33.以太坊源码分析(33)eth-downloader-statesync源码分析

statesync 用来获取pivot point所指定的区块的所有的state 的trie树，也就是所有的账号的信息，包括普通账号和合约账户。

数据结构

stateSync调度下载由给定state root所定义的特定state trie的请求。

// stateSync schedules requests for downloading a particular state trie defined
// by a given state root.
type stateSync struct {
    d *Downloader // Downloader instance to access and manage current peerset

    sched  *trie.TrieSync             // State trie sync scheduler defining the tasks
    keccak hash.Hash                  // Keccak256 hasher to verify deliveries with
    tasks  map[common.Hash]*stateTask // Set of tasks currently queued for retrieval

    numUncommitted   int
    bytesUncommitted int

    deliver    chan *stateReq // Delivery channel multiplexing peer responses
    cancel     chan struct{}  // Channel to signal a termination request
    cancelOnce sync.Once      // Ensures cancel only ever gets called once
    done       chan struct{}  // Channel to signal termination completion
    err        error          // Any error hit during sync (set before completion)
}

构造函数

func newStateSync(d *Downloader, root common.Hash) *stateSync {
    return &stateSync{
        d:       d,
        sched:   state.NewStateSync(root, d.stateDB),
        keccak:  sha3.NewKeccak256(),
        tasks:   make(map[common.Hash]*stateTask),
        deliver: make(chan *stateReq),
        cancel:  make(chan struct{}),
        done:    make(chan struct{}),
    }
}

NewStateSync

// NewStateSync create a new state trie download scheduler.
func NewStateSync(root common.Hash, database trie.DatabaseReader) *trie.TrieSync {
    var syncer *trie.TrieSync
    callback := func(leaf []byte, parent common.Hash) error {
        var obj Account
        if err := rlp.Decode(bytes.NewReader(leaf), &obj); err != nil {
            return err
        }
        syncer.AddSubTrie(obj.Root, 64, parent, nil)
        syncer.AddRawEntry(common.BytesToHash(obj.CodeHash), 64, parent)
        return nil
    }
    syncer = trie.NewTrieSync(root, database, callback)
    return syncer
}

syncState，这个函数是downloader调用的。

// syncState starts downloading state with the given root hash.
func (d *Downloader) syncState(root common.Hash) *stateSync {
    s := newStateSync(d, root)
    select {
    case d.stateSyncStart <- s:
    case <-d.quitCh:
        s.err = errCancelStateFetch
        close(s.done)
    }
    return s
}

启动

在downloader中启动了一个新的goroutine 来运行stateFetcher函数。这个函数首先试图往stateSyncStart通道来以获取信息。而syncState这个函数会给stateSyncStart通道发送数据。
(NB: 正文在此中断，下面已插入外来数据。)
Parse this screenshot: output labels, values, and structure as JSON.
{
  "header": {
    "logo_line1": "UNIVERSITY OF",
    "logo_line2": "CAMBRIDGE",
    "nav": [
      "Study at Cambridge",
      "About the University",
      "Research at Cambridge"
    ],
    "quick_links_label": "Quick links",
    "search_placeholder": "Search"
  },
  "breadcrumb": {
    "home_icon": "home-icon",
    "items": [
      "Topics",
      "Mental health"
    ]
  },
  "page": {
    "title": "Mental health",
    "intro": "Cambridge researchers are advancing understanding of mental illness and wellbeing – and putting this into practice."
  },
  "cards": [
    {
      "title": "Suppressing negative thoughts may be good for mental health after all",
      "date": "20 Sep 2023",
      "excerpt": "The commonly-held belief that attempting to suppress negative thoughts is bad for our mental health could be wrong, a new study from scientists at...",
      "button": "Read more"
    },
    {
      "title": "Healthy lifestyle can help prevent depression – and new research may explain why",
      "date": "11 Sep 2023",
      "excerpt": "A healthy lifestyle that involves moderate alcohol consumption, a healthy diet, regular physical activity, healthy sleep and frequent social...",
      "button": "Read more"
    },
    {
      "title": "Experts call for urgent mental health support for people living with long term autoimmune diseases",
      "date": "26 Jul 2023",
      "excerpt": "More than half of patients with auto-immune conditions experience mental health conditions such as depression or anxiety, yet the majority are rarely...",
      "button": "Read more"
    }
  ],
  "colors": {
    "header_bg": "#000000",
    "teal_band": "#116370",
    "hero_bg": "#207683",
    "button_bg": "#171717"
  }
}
// stateFetcher manages the active state sync and accepts requests
// on its behalf.
func (d *Downloader) stateFetcher() {
    for {
        select {
        case s := <-d.stateSyncStart:
            for next := s; next != nil; { // 这个for循环代表了downloader可以通过发送信号来随时改变需要同步的对象。
                next = d.runStateSync(next)
            }
        case <-d.stateCh:
            // Ignore state responses while no sync is running.
        case <-d.quitCh:
            return
        }
    }
}

我们下面看看哪里会调用syncState()函数。processFastSyncContent这个函数会在最开始发现peer的时候启动。

// processFastSyncContent takes fetch results from the queue and writes them to the
// database. It also controls the synchronisation of state nodes of the pivot block.
func (d *Downloader) processFastSyncContent(latest *types.Header) error {
    // Start syncing state of the reported head block.
    // This should get us most of the state of the pivot block.
    stateSync := d.syncState(latest.Root)

runStateSync,这个方法从stateCh获取已经下载好的状态，然后把他投递到deliver通道上等待别人处理。

// runStateSync runs a state synchronisation until it completes or another root
// hash is requested to be switched over to.
func (d *Downloader) runStateSync(s *stateSync) *stateSync {
    var (
        active   = make(map[string]*stateReq) // Currently in-flight requests
        finished []*stateReq                  // Completed or failed requests
        timeout  = make(chan *stateReq)       // Timed out active requests
    )
    defer func() {
        // Cancel active request timers on exit. Also set peers to idle so they're
        // available for the next sync.
        for _, req := range active {
            req.timer.Stop()
            req.peer.SetNodeDataIdle(len(req.items))
        }
    }()
    // Run the state sync.
    // 运行状态同步
    go s.run()
    defer s.Cancel()

    // Listen for peer departure events to cancel assigned tasks
    peerDrop := make(chan *peerConnection, 1024)
    peerSub := s.d.peers.SubscribePeerDrops(peerDrop)
    defer peerSub.Unsubscribe()

    for {
        // Enable sending of the first buffered element if there is one.
        var (
            deliverReq   *stateReq
            deliverReqCh chan *stateReq
        )
        if len(finished) > 0 {
            deliverReq = finished[0]
            deliverReqCh = s.deliver
        }

        select {
        // The stateSync lifecycle:
        // 另外一个stateSync申请运行。 我们退出。
        case next := <-d.stateSyncStart:
            return next

        case <-s.done:
            return nil

        // Send the next finished request to the current sync:
        // 发送已经下载好的数据给sync
        case deliverReqCh <- deliverReq:
            finished = append(finished[:0], finished[1:]...)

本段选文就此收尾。